Sales and Use Tax For Online Sellers After the Wayfair Case

It has been nearly three years since the U.S. Supreme Court decision was handed down that changed sales and use tax rules for online sellers. Known as South Dakota v. Wayfair, Inc., or simply as the Wayfair case, the ruling removed the physical presence requirement for sales tax nexus.

As a result, states can now require businesses to collect sales tax on goods and services sold in the state even if the business has no physical presence in the state. The ruling primarily affects online businesses and companies that sell via mail or telephone order (sometimes referred to as MOTO businesses).

Surprisingly, many companies have yet to adapt to the ruling. Often companies have heard of Wayfair but haven’t done anything about it.

Here are some of the most common questions clients have about how they can keep up with their sales and use tax obligations.

How does a company know where to file sales and use tax?

To know if it has a filing responsibility, a company needs to understand state law and how it applies to the company’s activities in the state.

Wayfair expanded states’ ability to require out-of-state companies to collect the state’s sales tax. Now, states can require out-of-state companies to collect the state’s sales tax if the company has sufficient “economic presence” in the state.

The most common economic threshold for a sales tax requirement is $100,000 in sales or 200 transactions in a state. The traditional parameters, however, such as whether a company has an employee presence or physical locations in the state, still apply. Complicating the situation, each state has its own parameters for determining when sales and use tax needs to be collected.

How can companies be sure they’re calculating sales and use tax correctly?

Calculating sales and use tax requires an analysis of state law and an understanding of the state’s sourcing rules. Depending on the state, some transactions are taxed all the time while some are circumstantially exempt.

Typically, a state will source a sale to the jurisdiction where the good is sold or delivered. Identifying that particular jurisdiction, however, can be tricky. Most states have a tax rate lookup system that enables companies to search for the correct jurisdiction and rate. However, it can be daunting when a company has thousands of customers with different addresses. Complete accuracy would require a check of every single transaction.

Alternatively, a company can invest in sales tax automation software. Whether that software produces the correct result depends on whether the correct information was input at the start.

What are the greatest challenges for companies that want to handle sales and use tax compliance in-house?

These companies face three main challenges: personnel, cost and risk. Calculating sales tax in-house requires at least one individual who is more than just knowledgeable about sales taxes. Companies that invest in such a person risk that person moving on and taking their knowledge with them. Also, calculating sales tax isn’t really a full-time job. Returns are typically due around the 20th of the month, so there’s a lot of downtime for an inhouse sales tax expert.

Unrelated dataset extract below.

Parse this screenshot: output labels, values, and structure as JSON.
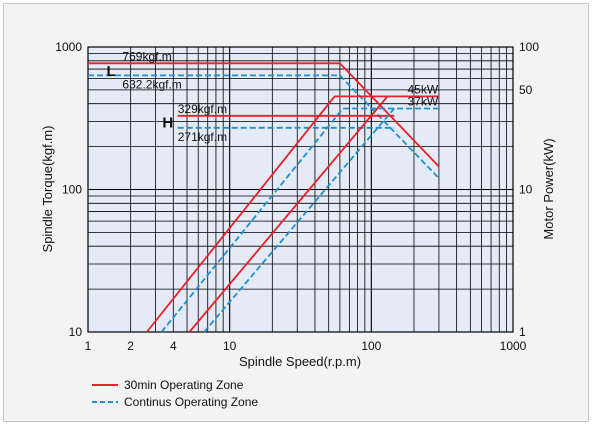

In addition, compliance and research software costs may be associated with handling sales and use tax in-house. Finally, if the person handling sales tax doesn’t rise to the expert level, there’s increased risk that the decisions made will turn out to be incorrect. This may lead to taxes, penalties and interest upon audit.

What tools can companies use to help with sales and use tax compliance?

Software can help, but the more complicated the software, the more expensive it gets. Also, software needs to be set up correctly and checked often to ensure its accuracy. This requires an expert.

Another option is to outsource the function or employ a hybrid solution. For example, a company could work with a sales tax expert on a quarterly basis to make sure filings are occurring in the right states, tax is being charged when it should be, and tax is being calculated correctly and for the right jurisdiction.

Although sales tax is often the smallest item on the invoice, companies should take it seriously. States will be motivated to go after out-of-state companies that haven’t been filing when they should have.